Hello, thank you for watching.
The prerequisites necessary are listed in the first episode. Essentially, just a basic knowledge of calculus and linear algebra is needed.
-QuantumSense

check out Basil J. Hiley - he points out how Dirac was wrong. So does John G. Williamson. They have lectures on youtube.

Hello! Thank you for watching.
In the first episode, I lay out all the chapters I have planned to release, with additional chapters added in the future.
-QuantumSense

He's not exchanging the inputs of the inner product. He's just moving it to the other side of the vector. Since the inner product gives a scalar this makes no difference. Then he takes advantage of the Dirac notation to turn the KetBra into an operator.

I don't see much benefit to bra-key notation to some alternatives I've seen, but at least it's better than Einstein notation in my opinion. Get those ugly indices out of here! What are they even indexing anyways? I thought relativity was all about not having a privileged reference frame, not about describing components in terms of some privileged reference frame.

@@angeldude101 Well not having a privileged reference frame does not mean that the tensors (which are those "reference frame free" thing that we are indexing) do not have a certain number of components(4 or more)

@@BlackHole-qw9qg But those components literally change depending on the angle you look at them from, so they're ultimately meaningless except in a context, and ideally we'd be doing math that doesn't care about or reference that kind of context. They're necessary for computation, but not for formulating the desired relationships and symmetries.
And plus, math that doesn't even acknowledge the dimensionality of your space is easier to project down to something easier to visualize. As far as I'm concerned, the equations governing 1+2D spacetime are the same as the equations governing 1+3D spacetime.
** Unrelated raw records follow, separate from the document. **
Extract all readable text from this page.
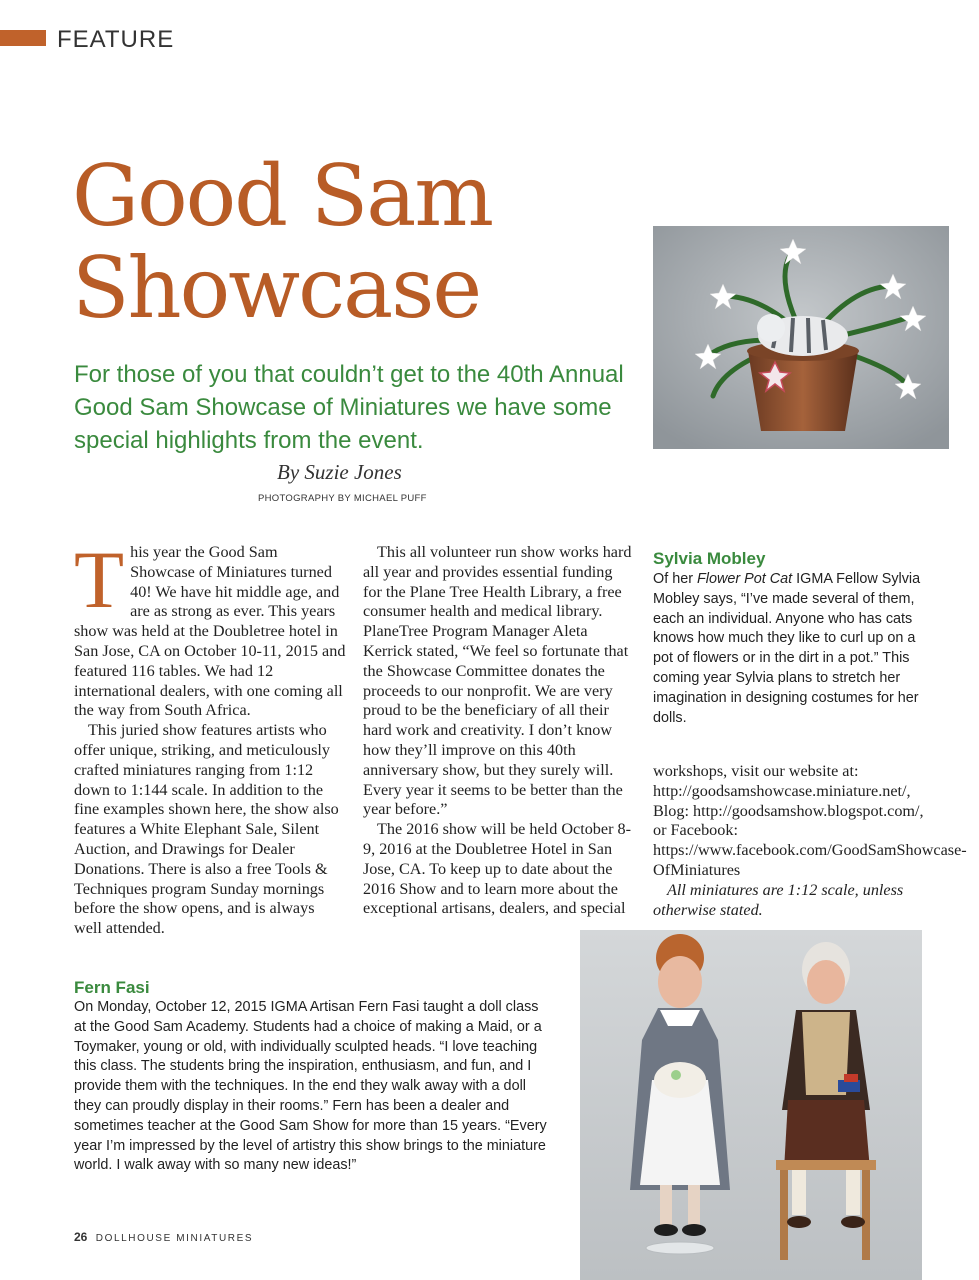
FEATURE
Good Sam
Showcase

For those of you that couldn’t get to the 40th Annual Good Sam Showcase of Miniatures we have some special highlights from the event.

By Suzie Jones
PHOTOGRAPHY BY MICHAEL PUFF

This year the Good Sam Showcase of Miniatures turned 40! We have hit middle age, and are as strong as ever. This years show was held at the Doubletree hotel in San Jose, CA on October 10-11, 2015 and featured 116 tables. We had 12 international dealers, with one coming all the way from South Africa.

This juried show features artists who offer unique, striking, and meticulously crafted miniatures ranging from 1:12 down to 1:144 scale. In addition to the fine examples shown here, the show also features a White Elephant Sale, Silent Auction, and Drawings for Dealer Donations. There is also a free Tools & Techniques program Sunday mornings before the show opens, and is always well attended.

This all volunteer run show works hard all year and provides essential funding for the Plane Tree Health Library, a free consumer health and medical library. PlaneTree Program Manager Aleta Kerrick stated, “We feel so fortunate that the Showcase Committee donates the proceeds to our nonprofit. We are very proud to be the beneficiary of all their hard work and creativity. I don’t know how they’ll improve on this 40th anniversary show, but they surely will. Every year it seems to be better than the year before.”

The 2016 show will be held October 8-9, 2016 at the Doubletree Hotel in San Jose, CA. To keep up to date about the 2016 Show and to learn more about the exceptional artisans, dealers, and special

Sylvia Mobley

Of her Flower Pot Cat IGMA Fellow Sylvia Mobley says, “I’ve made several of them, each an individual. Anyone who has cats knows how much they like to curl up on a pot of flowers or in the dirt in a pot.” This coming year Sylvia plans to stretch her imagination in designing costumes for her dolls.

workshops, visit our website at: http://goodsamshowcase.miniature.net/, Blog: http://goodsamshow.blogspot.com/, or Facebook: https://www.facebook.com/GoodSamShowcase-OfMiniatures

All miniatures are 1:12 scale, unless otherwise stated.

Fern Fasi

On Monday, October 12, 2015 IGMA Artisan Fern Fasi taught a doll class at the Good Sam Academy. Students had a choice of making a Maid, or a Toymaker, young or old, with individually sculpted heads. “I love teaching this class. The students bring the inspiration, enthusiasm, and fun, and I provide them with the techniques. In the end they walk away with a doll they can proudly display in their rooms.” Fern has been a dealer and sometimes teacher at the Good Sam Show for more than 15 years. “Every year I’m impressed by the level of artistry this show brings to the miniature world. I walk away with so many new ideas!”

26 DOLLHOUSE MINIATURES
@@angeldude101 Okay so first of all there is something called abstract index notation (maybe you didn't know about it) which make a use of indices only to specify the rank and type of tensor you're using. This notation doesn't care about reference frame and all operations done with them are right in every reference frame. And actually one of the motivation behind "replacing" Einstein notation by Abstract index notation was to recover a more reference frame-free notation.
Plus, don't forget that sometimes it is necessary to see what happens in a specific reference frame (for example when we want to know what an observer falling in a black hole do see versus what is seen by an observer watching him falling). In those cases we use Einstein greek letters (by convention latin are for abstract index notation) and it is quite useful too. Another useful application to switching to a specific reference frame is that if a tensor equation (so a reference-free thing) simplify to T=0 or T=G we know that the tensor T=0 or T=G in every other reference frame cuz it does not depend to the reference frame.
And for your 2nd paragraph, keep in mind that while 1+2D space is quite similar to 1+3D, at the end of the day we'll still have to do physics not maths, so we'll have to recover 1+3D. And as you said yourself and with all those notations it is actually not that much easier in 1+2 than in 1+3D. We're only just removing one index for naught.
Hopefully it's more clear for you that we're not using all of those indices just for fun and because we failed in algebra class haha

@@BlackHole-qw9qg From quickly looking over the Wikipedia page, abstract index notation looks like it's just Einstein notation but with variables.
I used 1+2D spacetime specifically because it's the lowest dimension that has any spacelike rotations. 1+1D spacetime only has timelike rotations, but again, the math shouldn't really care about what dimension we're in. A rotation or reflection is a rotation or reflection, whether spacelike, timelike, in 2D, 3D, 4D, or even 5D and beyond.
There are differences in how 1+2D and 1+3D work due to formulae depending on the surface area of the unit N-sphere, but that can still be generalized, even if it makes Newtonian gravity freak out in 1+2D.